TCL’s Crowdfunding Strategy

What Display Daily thinks: Probably the best way to make Alt Reality products and sell them is to crowdfund them, letting the over-enthusiastic fanboys bear the burden of initial product runs because who else is going to make that kind of commitment?

Maybe it is a bit too cynical, but a product from a major brand and manufacturer, like TCL, on a crowdfunding platform only speaks to a very narrow user base. Apple probably should have done something similar with the Vision Pro and gotten their billions out that way.

Yeah, that is a bit cynical, but could it be right? Depends on who you are looking to impress. I think a lot of Alt Reality companies are looking at investors and the tailcoats of Apple to carry them through until the market turns in their favor. It’s certainly not product fit, user demand, solutions-oriented design, or an application base clamoring for product.

But, let me put aside that cynicism and skepticism for a while and think about it more objectively. I didn’t personally spend any time on the RayNeo demos at CES or the product because there were plenty of gawkers and determined show attendees wanting to explore the product. The general buzz about smart glasses is favorable on a superficial level, mostly as a next gen tech and, again, hot on the heels of expectations that Apple knows something about the Alt Reality business that no one else knows.

I know that Chris Chinnock has commented on the value of AI in real-time translations, and there is a notion that AR smart glasses and AI processing come together to provide a new means of communicating across language boundaries. There’s also the notion, as pitched here by TCL, for a more effective means of communicating with your AI assistant, like it’s an ethereal ghost buddy. It is going to be interesting to see if we end up with a waste mountain of these devices in the next few years or have to contend with our kids wearing them and tuning you out at the dinner table with a dead eyed star into a virtual world that only they can see. None of it sounds evolutionary or revolutionary. Dammit, I went all cynical again!

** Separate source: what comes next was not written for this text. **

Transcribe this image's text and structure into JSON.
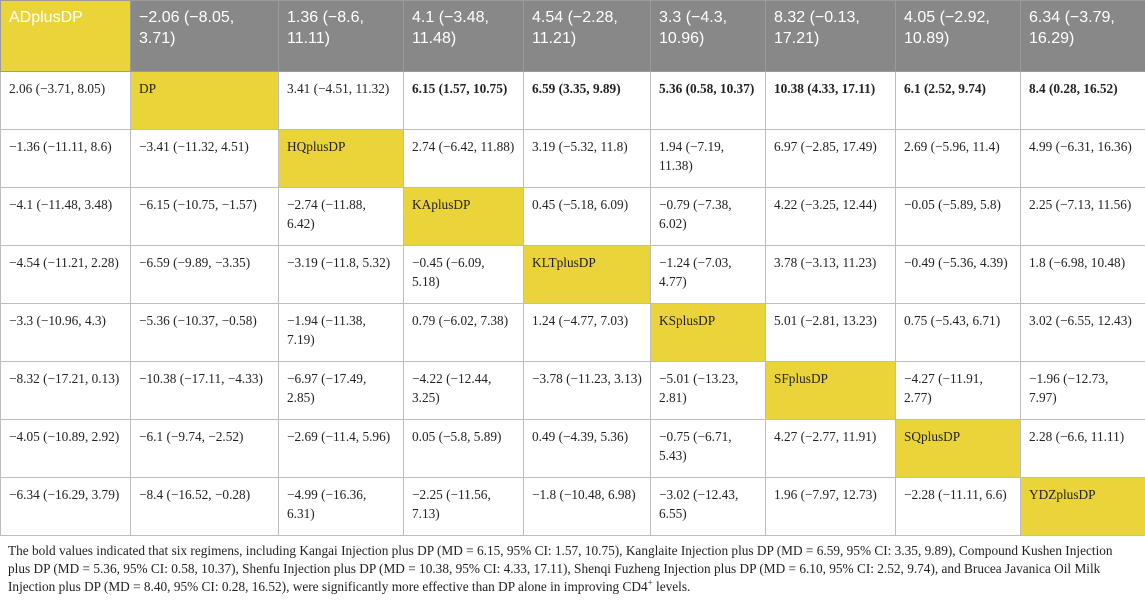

The RayNeo X2 and the Optics of Crowdfunding

At CES 2024, TCL announced a global crowdfunding campaign for the RayNeo X2 AR Glasses, set to launch in February 2024. The RayNeo X2 Lite AR Glasses leverage MicroLED optical waveguide display technology, with a 30° field of view through slim, transparent lenses. They are equipped with compact full-color AR glasses projectors on each side of the frame. These glasses also include AI-powered features like real-time translation, live captions, and 3D mapping navigation assistance, along with a 12MP camera for hands-free capture.

Source: TCL

The audio experience is triple microphones and high-fidelity speakers with Whisper Mode anti-sound leakage technology. It offers the now cliche spatial computing capabilities, SLAM navigation, face-tracking live translation, and AR gaming. Granted, the RayNeo X2 has already seen some success in China, but it’s plans for a global release on crowdfunding platform Indiegogo in February 2024 that piqued our interest.

The RayNeo X2 Lite is expected to be released in Q3’24, with more details to be announced soon.